After posting an impressive rally on Monday through Wednesday, U.S. West Texas Intermediate crude oil futures are trading lower on Friday, putting the market in a position to finish lower for the week.
The primary catalyst behind the price action this week was U.S.-China trade relations. Optimism over the progress of the negotiations drove prices higher early in the week, but uncertainty over the timing of the signing of a trade deal encouraged long investors to book profits and trim positions late in the week.
Concerns over Trade Deal
On Thursday, China and the U.S. announced they would roll back tariffs. This temporarily raised the chances of a near-term deal, sending crude oil prices higher. However, that move didn’t last.
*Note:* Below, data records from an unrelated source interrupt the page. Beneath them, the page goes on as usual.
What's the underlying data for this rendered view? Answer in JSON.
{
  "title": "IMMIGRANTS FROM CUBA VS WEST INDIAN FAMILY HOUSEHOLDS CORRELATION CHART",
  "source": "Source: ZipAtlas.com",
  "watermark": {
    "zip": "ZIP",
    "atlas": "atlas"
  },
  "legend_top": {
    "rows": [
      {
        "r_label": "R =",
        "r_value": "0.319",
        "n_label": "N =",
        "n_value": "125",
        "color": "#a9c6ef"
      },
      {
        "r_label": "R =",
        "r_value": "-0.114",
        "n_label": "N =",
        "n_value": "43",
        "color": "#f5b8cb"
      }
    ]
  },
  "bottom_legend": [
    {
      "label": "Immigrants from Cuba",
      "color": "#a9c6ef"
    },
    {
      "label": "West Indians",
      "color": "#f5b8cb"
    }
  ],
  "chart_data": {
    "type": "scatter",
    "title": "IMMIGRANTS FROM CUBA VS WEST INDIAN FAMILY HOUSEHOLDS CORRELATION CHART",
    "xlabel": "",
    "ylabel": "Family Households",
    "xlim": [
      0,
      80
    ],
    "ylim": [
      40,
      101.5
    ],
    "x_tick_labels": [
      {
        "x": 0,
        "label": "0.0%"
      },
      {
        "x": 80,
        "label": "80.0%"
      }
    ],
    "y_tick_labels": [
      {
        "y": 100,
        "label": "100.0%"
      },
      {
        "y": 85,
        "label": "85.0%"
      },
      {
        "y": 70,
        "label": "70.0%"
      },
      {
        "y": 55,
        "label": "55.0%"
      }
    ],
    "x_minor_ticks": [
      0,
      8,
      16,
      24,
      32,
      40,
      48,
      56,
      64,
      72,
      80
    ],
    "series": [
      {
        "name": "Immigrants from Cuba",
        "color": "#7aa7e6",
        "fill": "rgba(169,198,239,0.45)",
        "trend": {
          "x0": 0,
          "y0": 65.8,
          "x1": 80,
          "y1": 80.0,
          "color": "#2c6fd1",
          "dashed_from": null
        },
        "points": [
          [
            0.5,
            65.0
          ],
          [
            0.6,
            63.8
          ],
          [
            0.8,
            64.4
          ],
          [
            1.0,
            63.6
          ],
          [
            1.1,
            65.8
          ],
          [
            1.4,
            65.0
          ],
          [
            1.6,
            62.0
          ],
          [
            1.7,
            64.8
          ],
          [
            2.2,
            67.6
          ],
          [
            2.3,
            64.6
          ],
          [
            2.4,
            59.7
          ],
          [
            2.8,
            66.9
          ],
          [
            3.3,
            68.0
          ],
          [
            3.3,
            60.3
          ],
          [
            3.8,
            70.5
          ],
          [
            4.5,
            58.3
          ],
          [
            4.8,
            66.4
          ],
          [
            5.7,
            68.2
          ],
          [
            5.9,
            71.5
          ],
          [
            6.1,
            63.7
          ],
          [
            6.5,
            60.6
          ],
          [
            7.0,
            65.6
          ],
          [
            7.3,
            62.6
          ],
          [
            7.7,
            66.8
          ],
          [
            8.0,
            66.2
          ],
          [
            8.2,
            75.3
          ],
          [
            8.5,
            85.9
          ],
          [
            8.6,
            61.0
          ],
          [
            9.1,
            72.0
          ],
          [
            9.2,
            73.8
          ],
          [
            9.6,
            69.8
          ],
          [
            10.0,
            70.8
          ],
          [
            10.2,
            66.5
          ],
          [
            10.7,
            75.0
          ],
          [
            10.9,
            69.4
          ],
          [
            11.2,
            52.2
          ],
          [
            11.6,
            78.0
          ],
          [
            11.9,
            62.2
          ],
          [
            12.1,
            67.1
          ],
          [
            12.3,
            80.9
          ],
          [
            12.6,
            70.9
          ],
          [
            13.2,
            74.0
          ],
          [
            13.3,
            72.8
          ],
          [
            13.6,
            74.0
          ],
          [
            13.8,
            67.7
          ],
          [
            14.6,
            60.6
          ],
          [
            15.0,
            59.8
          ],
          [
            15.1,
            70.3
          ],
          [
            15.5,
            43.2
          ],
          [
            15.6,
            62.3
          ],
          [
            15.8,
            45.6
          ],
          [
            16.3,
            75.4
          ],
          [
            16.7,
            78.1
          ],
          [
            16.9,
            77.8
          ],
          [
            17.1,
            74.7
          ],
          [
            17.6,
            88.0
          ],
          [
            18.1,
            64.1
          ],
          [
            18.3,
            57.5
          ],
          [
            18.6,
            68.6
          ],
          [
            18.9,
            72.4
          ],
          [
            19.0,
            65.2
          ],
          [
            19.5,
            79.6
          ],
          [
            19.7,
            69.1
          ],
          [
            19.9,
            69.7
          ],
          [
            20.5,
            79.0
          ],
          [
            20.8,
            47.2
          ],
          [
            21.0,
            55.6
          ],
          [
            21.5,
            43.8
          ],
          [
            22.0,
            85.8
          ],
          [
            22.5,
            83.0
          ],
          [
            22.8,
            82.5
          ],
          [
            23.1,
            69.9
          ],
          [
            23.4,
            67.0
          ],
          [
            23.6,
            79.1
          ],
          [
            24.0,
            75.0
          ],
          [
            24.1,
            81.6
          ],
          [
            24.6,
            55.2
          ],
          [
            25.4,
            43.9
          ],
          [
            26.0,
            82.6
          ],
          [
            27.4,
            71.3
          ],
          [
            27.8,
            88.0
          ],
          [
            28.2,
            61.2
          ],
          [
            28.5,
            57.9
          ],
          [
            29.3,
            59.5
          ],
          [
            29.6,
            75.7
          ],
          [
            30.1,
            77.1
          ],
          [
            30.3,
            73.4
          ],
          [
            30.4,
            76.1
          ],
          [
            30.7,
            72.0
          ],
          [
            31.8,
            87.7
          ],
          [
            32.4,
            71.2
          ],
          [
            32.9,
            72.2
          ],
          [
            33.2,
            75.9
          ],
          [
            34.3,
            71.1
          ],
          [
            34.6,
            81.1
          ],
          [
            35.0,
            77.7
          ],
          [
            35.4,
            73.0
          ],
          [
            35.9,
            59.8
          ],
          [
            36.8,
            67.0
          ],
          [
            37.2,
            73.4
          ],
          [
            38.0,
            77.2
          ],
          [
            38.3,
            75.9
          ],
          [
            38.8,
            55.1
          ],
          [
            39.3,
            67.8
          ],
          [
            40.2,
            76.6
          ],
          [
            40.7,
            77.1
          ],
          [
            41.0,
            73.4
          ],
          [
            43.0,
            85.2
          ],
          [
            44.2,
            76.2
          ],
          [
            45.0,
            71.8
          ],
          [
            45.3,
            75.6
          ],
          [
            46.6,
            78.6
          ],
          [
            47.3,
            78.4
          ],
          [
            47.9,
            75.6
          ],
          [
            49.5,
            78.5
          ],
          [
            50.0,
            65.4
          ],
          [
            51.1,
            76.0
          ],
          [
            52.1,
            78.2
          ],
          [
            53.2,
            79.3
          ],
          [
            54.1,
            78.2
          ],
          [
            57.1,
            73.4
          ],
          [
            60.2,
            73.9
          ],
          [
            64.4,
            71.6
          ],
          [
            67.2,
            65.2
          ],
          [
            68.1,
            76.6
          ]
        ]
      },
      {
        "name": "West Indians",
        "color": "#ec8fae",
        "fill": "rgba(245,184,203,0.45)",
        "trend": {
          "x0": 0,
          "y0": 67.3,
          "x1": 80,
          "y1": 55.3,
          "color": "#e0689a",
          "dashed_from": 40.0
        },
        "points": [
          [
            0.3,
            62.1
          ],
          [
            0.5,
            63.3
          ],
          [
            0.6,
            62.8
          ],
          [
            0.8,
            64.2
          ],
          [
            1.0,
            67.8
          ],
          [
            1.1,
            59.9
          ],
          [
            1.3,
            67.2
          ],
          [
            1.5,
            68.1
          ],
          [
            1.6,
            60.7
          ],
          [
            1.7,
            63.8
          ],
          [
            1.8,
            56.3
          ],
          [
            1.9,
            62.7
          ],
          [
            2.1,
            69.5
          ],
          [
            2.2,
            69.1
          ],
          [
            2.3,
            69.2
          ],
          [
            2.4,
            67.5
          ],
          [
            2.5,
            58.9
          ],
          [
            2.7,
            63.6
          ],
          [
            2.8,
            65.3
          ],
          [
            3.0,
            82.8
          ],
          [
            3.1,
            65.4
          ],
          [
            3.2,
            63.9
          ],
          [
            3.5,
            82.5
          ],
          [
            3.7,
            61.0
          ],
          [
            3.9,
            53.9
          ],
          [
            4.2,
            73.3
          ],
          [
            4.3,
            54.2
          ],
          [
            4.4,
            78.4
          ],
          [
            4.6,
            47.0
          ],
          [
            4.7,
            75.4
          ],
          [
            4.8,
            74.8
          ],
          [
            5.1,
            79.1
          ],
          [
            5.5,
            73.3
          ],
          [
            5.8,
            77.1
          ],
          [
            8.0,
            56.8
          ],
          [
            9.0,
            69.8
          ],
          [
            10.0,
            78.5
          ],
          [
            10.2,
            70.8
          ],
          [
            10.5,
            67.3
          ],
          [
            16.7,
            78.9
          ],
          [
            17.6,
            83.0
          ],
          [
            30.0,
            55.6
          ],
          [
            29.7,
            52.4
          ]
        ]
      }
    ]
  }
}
Furthermore, the decision to roll back tariffs is causing some problems with Trump administration hardliners who fear the U.S. may lose its leverage against China if it continues to make concessions.
WTI and Brent crude oil sold-off sharply on Wednesday after a report that a meeting between U.S. President Donald Trump and Chinese President Xi Jinping to sign an interim deal could be delayed until December as talks continue over terms and venue, a senior official of the Trump administration told Reuters on Wednesday.
It was still possible the “phase one” agreement aimed at ending a damaging trade war would not be reached, but a deal was more likely than not, the official said on condition of anonymity.